When we talk about things related to the steering system, things that come to mind usually include ball joints, tie-rod ends, pitman arm, idler arm, center link, rack ends, steering box, power-steering pump and so on and so forth. When we are at an alignment shop, we see the mechanics mount gadgets on the wheels that start reading out measurements like toe-in, camber and caster. You see them fiddle underneath the car and after a few minutes the say, “done.” But when you look at the car, you don’t see anything changed. Hmmm.
Think of it this way… Look at the wheels of a shopping cart. Basically they are called caster wheels. If you notice they keep the shopping cart straight, unless you push the rear of the shopping cart to the left or right. If you mount the front caster wheels at slight angle just a few degrees, lets say backwards, you will notice that it will be easier to turn the front wheels to any direction and will even return to the center, on its own. This is your caster setting.
When they say camber, imagine the sole of your foot. You have the tendency to shift your weight from the inside of your foot to the outside to keep a firm footing. Check the sole of your shoe. You could see the worn out portion. This will indicate where you tend to shift your weight when you walk. Now if you shift your knee to from side to side, you can feel the shift on your foot if the weight is in the inner or outer portion. Now, the line from your knee to the center of your foot is your camber. Remember what the technician says if he shows you the wear of the front tire is more evident on one side, “Sir, you need camber adjustment.”
Now for “toe in”… stand up and look at the position of your feet. They point slightly outward. Now try making them parallel to each other and try to walk. Now, try walking with your toes pointed really out ward… hard to balance and keep track, isn’t it?
Now think of your tires as a pair of shoes… your tires would have to be in contact with the road as evenly as possible and when you turn the steering wheel, the tires will try and maintain contact with the road and the steering wheel will return to center when turned to do so.
These small changes have a big impact on the performance of your car, not to mention on your tires. If your car is pulling to one side or you notice that your tires are not wearing out evenly, then it may be time to have the underneath of your car checked.
Each car has its own setting for its steering geometry because for what the engineers have designed it for. Now, if you want your car to handle like a slot car, you would need to do a lot of work. Even your suspension would need to be redone. Lowering the profile of your tires will also affect your steering.

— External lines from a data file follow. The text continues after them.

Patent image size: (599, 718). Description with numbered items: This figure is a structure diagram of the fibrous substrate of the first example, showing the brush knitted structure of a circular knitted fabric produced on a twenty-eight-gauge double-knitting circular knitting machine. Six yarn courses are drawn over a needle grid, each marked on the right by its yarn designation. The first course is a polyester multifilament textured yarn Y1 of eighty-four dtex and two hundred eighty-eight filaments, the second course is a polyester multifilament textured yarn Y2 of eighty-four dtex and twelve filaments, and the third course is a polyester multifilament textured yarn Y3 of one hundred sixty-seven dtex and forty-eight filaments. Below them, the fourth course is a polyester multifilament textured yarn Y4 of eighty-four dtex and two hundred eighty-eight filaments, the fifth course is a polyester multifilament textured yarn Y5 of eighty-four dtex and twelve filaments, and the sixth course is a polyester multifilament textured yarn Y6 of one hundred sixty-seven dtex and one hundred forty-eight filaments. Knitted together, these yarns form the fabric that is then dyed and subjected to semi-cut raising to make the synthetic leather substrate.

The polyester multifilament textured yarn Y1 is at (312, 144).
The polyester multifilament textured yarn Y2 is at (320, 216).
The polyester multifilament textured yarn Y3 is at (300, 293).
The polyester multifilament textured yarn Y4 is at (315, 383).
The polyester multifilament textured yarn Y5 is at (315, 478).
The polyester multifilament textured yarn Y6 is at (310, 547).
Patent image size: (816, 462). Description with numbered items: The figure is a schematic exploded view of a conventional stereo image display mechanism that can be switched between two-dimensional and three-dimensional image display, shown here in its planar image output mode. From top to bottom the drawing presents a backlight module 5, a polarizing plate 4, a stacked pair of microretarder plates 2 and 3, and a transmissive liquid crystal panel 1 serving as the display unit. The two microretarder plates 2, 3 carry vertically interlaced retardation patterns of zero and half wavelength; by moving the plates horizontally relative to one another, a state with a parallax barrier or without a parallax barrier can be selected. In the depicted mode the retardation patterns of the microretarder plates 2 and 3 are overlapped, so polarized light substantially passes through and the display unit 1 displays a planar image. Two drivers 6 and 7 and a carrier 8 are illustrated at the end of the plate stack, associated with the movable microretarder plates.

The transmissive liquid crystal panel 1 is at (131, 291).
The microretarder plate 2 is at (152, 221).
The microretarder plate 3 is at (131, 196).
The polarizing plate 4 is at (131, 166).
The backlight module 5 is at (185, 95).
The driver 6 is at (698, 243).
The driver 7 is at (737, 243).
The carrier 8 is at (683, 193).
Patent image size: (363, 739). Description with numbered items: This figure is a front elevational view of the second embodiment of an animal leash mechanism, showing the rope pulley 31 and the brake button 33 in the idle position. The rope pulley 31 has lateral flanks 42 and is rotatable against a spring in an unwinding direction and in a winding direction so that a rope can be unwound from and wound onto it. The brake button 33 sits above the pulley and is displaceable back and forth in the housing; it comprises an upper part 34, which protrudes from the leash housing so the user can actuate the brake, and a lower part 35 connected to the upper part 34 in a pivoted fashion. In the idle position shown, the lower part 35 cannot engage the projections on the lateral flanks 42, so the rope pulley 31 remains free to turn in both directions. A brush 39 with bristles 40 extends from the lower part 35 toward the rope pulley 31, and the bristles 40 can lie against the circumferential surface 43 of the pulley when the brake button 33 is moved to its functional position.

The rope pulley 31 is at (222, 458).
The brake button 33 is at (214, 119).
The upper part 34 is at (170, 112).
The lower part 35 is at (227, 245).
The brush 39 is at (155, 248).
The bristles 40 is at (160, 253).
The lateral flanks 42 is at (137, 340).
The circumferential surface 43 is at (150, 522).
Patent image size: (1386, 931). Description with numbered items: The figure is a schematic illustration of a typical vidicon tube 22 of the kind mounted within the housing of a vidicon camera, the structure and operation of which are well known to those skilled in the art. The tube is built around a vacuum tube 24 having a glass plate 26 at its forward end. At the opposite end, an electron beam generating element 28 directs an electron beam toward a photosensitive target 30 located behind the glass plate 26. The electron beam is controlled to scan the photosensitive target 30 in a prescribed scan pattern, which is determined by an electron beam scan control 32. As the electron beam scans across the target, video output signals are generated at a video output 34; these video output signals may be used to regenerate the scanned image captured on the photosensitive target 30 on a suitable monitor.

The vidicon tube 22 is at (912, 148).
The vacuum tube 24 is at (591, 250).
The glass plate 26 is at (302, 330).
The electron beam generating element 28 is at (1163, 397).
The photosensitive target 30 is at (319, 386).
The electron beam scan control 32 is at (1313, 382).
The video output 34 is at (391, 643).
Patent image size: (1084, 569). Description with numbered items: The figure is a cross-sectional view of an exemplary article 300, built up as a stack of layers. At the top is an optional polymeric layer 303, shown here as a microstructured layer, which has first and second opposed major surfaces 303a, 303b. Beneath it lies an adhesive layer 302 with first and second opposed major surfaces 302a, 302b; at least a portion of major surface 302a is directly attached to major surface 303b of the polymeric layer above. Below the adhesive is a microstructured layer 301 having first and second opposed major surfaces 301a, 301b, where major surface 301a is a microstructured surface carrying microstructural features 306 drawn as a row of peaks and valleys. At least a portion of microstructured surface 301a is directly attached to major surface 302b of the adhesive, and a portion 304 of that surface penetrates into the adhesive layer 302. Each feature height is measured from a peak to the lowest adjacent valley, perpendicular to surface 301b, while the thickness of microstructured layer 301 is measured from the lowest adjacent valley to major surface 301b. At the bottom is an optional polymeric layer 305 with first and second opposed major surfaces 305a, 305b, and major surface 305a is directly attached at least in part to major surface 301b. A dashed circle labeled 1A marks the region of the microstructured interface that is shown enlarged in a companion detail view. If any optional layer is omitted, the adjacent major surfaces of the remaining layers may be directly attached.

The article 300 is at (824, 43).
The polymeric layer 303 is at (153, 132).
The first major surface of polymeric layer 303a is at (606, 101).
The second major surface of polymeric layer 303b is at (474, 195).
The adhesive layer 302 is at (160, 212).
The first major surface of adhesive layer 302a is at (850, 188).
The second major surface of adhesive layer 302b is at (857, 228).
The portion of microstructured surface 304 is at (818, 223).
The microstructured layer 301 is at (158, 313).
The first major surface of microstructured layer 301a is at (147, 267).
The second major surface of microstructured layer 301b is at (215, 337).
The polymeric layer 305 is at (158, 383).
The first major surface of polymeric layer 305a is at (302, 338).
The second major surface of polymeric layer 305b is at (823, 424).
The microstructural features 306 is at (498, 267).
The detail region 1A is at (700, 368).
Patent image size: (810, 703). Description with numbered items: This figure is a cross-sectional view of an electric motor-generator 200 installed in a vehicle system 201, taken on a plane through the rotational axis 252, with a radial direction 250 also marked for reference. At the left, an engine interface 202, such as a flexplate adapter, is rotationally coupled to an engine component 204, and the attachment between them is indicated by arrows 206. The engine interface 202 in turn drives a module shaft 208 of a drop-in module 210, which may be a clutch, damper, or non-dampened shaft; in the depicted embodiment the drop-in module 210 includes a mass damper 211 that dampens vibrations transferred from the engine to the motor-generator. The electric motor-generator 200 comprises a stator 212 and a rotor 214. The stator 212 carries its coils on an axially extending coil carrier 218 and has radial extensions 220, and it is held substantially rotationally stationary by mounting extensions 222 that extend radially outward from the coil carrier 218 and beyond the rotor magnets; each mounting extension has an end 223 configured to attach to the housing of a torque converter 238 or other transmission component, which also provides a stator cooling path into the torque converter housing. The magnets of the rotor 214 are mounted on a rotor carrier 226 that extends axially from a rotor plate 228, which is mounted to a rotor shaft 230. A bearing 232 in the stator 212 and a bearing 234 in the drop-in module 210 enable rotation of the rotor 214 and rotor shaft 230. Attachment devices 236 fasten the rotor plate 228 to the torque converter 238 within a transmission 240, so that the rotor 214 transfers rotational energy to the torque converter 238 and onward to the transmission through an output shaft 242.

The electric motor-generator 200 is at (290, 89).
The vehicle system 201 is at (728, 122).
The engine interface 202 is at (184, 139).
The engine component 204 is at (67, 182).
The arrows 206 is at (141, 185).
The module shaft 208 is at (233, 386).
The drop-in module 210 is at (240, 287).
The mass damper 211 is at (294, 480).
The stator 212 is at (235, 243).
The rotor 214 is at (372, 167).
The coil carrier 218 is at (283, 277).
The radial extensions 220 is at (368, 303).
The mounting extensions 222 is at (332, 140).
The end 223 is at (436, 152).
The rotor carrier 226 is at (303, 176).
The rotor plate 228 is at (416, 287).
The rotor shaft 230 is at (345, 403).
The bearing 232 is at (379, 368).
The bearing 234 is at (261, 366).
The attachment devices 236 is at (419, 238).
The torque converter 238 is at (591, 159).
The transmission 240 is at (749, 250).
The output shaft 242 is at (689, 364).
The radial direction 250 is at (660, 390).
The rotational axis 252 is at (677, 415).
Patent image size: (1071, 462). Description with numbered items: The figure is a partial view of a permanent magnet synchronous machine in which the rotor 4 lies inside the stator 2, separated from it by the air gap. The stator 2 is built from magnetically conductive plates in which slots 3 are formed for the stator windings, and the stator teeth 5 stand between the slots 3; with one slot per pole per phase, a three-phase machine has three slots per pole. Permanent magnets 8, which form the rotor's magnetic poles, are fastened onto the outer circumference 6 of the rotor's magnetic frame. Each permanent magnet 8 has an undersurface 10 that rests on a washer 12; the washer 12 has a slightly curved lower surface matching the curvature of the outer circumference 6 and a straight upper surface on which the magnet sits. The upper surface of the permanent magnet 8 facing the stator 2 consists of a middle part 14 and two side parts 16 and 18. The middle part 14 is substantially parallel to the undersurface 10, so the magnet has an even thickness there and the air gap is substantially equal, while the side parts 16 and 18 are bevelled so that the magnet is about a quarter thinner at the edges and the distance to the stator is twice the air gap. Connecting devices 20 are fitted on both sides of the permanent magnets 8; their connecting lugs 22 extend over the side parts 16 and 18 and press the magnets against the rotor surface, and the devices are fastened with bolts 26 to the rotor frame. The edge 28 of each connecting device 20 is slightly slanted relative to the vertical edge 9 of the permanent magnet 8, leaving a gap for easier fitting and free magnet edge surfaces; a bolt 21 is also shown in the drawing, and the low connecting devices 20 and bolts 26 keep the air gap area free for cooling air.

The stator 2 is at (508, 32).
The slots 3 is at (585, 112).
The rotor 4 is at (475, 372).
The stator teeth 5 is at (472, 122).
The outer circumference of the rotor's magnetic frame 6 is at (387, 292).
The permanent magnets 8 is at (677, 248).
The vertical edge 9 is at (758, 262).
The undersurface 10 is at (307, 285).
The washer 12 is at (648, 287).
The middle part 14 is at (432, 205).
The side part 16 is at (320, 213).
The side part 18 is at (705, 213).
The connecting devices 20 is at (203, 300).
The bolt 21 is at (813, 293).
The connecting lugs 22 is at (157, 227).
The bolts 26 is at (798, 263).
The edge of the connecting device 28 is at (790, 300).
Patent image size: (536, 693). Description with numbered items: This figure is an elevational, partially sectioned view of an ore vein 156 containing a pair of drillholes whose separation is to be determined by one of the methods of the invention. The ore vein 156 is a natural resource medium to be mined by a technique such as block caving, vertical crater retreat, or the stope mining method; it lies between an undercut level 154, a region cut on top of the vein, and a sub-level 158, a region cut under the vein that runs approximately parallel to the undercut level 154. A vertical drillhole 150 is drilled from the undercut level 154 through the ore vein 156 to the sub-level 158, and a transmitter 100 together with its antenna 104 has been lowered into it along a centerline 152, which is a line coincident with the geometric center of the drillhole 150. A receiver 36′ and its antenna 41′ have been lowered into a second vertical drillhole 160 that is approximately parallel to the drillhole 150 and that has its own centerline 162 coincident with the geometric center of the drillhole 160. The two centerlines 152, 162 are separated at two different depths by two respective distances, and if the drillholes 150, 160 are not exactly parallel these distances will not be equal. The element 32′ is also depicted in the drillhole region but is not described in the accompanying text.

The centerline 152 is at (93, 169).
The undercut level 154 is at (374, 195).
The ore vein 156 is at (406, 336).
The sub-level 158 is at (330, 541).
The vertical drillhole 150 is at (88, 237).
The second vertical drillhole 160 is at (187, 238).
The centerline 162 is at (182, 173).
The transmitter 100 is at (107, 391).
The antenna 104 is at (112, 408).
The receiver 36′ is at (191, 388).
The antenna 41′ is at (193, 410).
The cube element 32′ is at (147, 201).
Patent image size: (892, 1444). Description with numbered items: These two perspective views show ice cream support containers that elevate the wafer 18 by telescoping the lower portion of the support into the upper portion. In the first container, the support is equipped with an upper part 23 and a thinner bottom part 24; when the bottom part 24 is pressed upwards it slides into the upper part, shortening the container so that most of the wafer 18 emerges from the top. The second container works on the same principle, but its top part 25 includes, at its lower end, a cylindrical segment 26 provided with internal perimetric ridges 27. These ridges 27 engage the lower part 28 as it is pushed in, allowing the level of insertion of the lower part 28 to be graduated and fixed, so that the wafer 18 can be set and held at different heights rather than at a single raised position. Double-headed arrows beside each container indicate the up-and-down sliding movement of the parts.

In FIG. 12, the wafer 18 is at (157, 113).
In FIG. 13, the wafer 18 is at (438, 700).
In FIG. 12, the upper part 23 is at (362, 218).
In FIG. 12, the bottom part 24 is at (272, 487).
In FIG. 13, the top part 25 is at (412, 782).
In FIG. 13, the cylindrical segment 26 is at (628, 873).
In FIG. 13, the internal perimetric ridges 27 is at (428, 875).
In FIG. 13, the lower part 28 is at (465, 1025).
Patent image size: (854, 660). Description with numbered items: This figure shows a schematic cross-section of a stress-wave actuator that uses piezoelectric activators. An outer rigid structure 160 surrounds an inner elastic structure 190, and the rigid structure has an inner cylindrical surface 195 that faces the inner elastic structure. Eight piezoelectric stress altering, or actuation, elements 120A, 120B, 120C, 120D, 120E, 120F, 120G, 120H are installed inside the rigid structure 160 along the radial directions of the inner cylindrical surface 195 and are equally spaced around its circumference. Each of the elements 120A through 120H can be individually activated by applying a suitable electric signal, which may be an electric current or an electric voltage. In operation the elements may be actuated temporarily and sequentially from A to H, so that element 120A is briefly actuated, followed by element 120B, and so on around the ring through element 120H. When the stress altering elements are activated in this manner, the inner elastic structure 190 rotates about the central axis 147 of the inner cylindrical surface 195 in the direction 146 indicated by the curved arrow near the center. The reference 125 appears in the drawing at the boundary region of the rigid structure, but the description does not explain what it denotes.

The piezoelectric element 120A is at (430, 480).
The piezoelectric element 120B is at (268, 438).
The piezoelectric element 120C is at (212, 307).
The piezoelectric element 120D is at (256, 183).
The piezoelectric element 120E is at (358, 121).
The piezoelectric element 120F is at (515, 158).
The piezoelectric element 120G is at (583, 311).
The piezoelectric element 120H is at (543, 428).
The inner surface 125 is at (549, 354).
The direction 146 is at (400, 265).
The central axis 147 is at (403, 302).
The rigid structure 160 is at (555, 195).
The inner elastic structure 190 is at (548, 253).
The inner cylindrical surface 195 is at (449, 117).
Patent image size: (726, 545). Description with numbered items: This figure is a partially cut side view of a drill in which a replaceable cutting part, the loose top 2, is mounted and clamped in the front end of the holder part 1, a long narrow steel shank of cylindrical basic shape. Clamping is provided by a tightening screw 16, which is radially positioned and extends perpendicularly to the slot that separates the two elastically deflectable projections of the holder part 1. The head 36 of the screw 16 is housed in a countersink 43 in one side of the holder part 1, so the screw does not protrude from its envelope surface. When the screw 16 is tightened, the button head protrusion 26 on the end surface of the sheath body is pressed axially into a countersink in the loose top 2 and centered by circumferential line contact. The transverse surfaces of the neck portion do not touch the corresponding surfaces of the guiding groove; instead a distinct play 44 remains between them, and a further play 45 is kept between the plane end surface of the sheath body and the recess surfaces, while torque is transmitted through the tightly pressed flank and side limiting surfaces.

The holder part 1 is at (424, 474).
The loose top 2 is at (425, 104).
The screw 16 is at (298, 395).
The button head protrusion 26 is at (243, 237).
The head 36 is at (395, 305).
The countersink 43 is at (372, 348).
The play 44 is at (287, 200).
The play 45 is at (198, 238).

Even the weight of your mag wheels can make a difference. Now if you deviate too much from your stock set-up (the set up that your car from the dealer has been tested by the manufacturer), your warranty can be in question. Lowering your car can also affect road handling and comfort. Too much lowering can also affect the dynamics of a car, especially when it is engaged in an accident.
Now your suspension must also be in good shape if you want your steering to perform well. These two systems go hand-in-hand with each other. A bad suspension can affect the handling of the car and the life span of the steering components. If you can’t see it (problem), it doesn’t mean that it’s not broken. But if you feel something, have it checked right away.